I'd pick Bernart de Ventadorn, largely because of Paloma Gutiérrez deal Arroyo.

Or maybe Heinrich Isaac.


----------



## elgar's ghost (Aug 8, 2010)

There are just so many from which to choose. If there was a shadow list option I would include Britten, Rorem, Eisler and Mussorgsky without hesitation.


----------



## Mandryka (Feb 22, 2013)

How about this -- art song?


----------



## premont (May 7, 2015)

Mandryka said:


> I'd pick Bernart de Ventadorn, largely because of Paloma Gutiérrez deal Arroyo.
> 
> Or maybe Heinrich Isaac.


Paloma del Arroyo's Ventadorn CD is on my wishlist.

One I like very much is *Reis glorios* by Giraut de Bornelh, partucularly in Andrea von Ramm's sublime interpretation.


----------



## SanAntone (May 10, 2020)

premont said:


> Paloma del Arroyo's Ventadorn CD is on my wishlist.


IMO, those songs ought to really be sung by a man, i.e. ala Bernart de Ventadorn.

Compared to the hundreds of male troubadours, only a couple dozen names of female troubadours, trobairitz, have survived, probably because compared to the number of men there were far fewer women doing this sort of thing. And of those names only a handful of songs can be attributed.


----------



## Richannes Wrahms (Jan 6, 2014)

Where's Ravel? These are my favourites of his:


----------



## larold (Jul 20, 2017)

I like Haydn better than any other on the list, Beethoven, Schubert, Eisler and Mahler after that.

Haydn's greatest songs are his *12 Canzonettas*, many set to texts by his friends. The _Spirit Song_, in particular, is manifest for its otherworldly content and music.

He also set to music a number of art and part songs by his English friends such as _What Art Expresses_, _Maker Of All Be thou my guard_, _Horrible is the end of the righteous generation_ and others.

A lot of the latter songs were recorded by the English early music group Psalmody https://www.amazon.com/English-Frie...=Haydn+Psalmody&qid=1622897010&s=music&sr=1-1

Another composer not listed, Berlioz, wrote the wonderful *Le nuits d' e'te* from which _Absence _is a glorious song of longing and heartache.


----------



## Coach G (Apr 22, 2020)

Your favourite "art" song writers:

Schubert, Schumann, Brahms, Hugo Wolf, Mahler, Rachmaninoff, Samuel Barber, Amy Beach.
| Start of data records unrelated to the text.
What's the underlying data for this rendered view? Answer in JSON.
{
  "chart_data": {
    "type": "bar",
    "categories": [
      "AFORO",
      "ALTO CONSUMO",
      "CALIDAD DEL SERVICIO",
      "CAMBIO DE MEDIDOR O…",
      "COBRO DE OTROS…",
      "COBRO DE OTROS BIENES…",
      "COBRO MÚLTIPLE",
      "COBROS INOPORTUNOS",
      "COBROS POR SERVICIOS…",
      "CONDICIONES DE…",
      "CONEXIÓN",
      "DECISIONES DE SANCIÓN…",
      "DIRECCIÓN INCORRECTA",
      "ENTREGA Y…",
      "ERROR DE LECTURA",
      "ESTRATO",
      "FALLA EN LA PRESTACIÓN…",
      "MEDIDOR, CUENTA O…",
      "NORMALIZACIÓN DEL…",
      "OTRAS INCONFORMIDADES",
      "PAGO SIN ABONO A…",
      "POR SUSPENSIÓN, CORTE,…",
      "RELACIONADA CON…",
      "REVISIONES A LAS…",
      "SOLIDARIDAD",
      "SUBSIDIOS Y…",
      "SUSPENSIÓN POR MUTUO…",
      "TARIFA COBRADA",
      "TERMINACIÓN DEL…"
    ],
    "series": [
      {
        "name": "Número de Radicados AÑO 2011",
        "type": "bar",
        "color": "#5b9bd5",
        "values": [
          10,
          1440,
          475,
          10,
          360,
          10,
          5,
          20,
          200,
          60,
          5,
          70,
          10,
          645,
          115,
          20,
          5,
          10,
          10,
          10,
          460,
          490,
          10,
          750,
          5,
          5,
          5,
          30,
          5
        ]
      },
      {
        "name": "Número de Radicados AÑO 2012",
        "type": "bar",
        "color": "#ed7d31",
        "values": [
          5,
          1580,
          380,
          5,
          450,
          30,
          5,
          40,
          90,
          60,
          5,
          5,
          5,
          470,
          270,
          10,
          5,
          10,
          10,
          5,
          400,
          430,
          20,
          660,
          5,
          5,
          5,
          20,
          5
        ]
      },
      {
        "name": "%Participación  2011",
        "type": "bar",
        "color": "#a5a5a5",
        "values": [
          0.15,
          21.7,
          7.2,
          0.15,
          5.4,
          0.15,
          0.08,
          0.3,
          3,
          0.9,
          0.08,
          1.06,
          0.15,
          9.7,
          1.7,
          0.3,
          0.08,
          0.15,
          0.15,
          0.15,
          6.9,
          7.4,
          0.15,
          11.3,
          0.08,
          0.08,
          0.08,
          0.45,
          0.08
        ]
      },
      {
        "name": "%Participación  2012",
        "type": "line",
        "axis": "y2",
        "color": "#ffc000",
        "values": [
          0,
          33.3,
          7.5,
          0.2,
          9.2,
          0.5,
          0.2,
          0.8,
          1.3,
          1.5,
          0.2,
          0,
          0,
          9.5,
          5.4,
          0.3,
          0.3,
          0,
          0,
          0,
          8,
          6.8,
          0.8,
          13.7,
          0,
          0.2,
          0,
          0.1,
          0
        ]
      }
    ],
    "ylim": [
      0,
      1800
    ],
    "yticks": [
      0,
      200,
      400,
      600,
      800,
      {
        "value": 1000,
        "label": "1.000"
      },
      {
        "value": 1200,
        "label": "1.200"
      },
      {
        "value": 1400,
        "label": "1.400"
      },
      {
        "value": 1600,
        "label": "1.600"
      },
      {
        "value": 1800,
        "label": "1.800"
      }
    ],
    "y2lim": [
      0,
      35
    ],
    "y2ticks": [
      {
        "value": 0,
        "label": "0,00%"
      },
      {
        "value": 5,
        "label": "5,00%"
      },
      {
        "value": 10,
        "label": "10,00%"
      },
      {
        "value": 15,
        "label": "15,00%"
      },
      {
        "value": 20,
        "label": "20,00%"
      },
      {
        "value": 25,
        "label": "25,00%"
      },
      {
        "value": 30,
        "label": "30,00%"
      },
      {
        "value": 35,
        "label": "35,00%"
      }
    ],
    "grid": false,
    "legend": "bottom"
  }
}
Songs were not Beethoven's strongest genre but I take out the "Irish Songs" every St. Patrick's Day.


----------



## premont (May 7, 2015)

SanAntone said:


> IMO, those songs ought to really be sung by a man, i.e. ala Bernart de Ventadorn.
> 
> Compared to the hundreds of male troubadours, only a couple dozen names of female troubadours, trobairitz, have survived, probably because compared to the number of men there were far fewer women doing this sort of thing. And of those names only a handful of songs can be attributed.


In principle I agree with this, when we strive at historical accuracy. I have not heard Paloma del Arroyo's Ventadorn CD, but Mandryka has written about it before and piqued my curiosity. His recommendations in the medieval repertoire are IMO always interesting. And even if I much prefer HIP oriented interpretations, I am not totally fanatic about it.


----------



## starthrower (Dec 11, 2010)

Wolf, Mahler, and Berg. I haven't listened to much else other than Strauss's Four Last Songs.


----------



## BrahmsWasAGreatMelodist (Jan 13, 2019)

Guy Clark, Townes van Zandt, Hank Williams. Pure art.

Oh and some of these blokes are decent too...


----------



## EnescuCvartet (Dec 16, 2016)

Schubert is my favorite followed by Wolf and then Schumann. I also listen to Poulenc and Faire a good deal. I'm still getting into the Brahms lieder. 

My absentee choice would be Charles Ives.


----------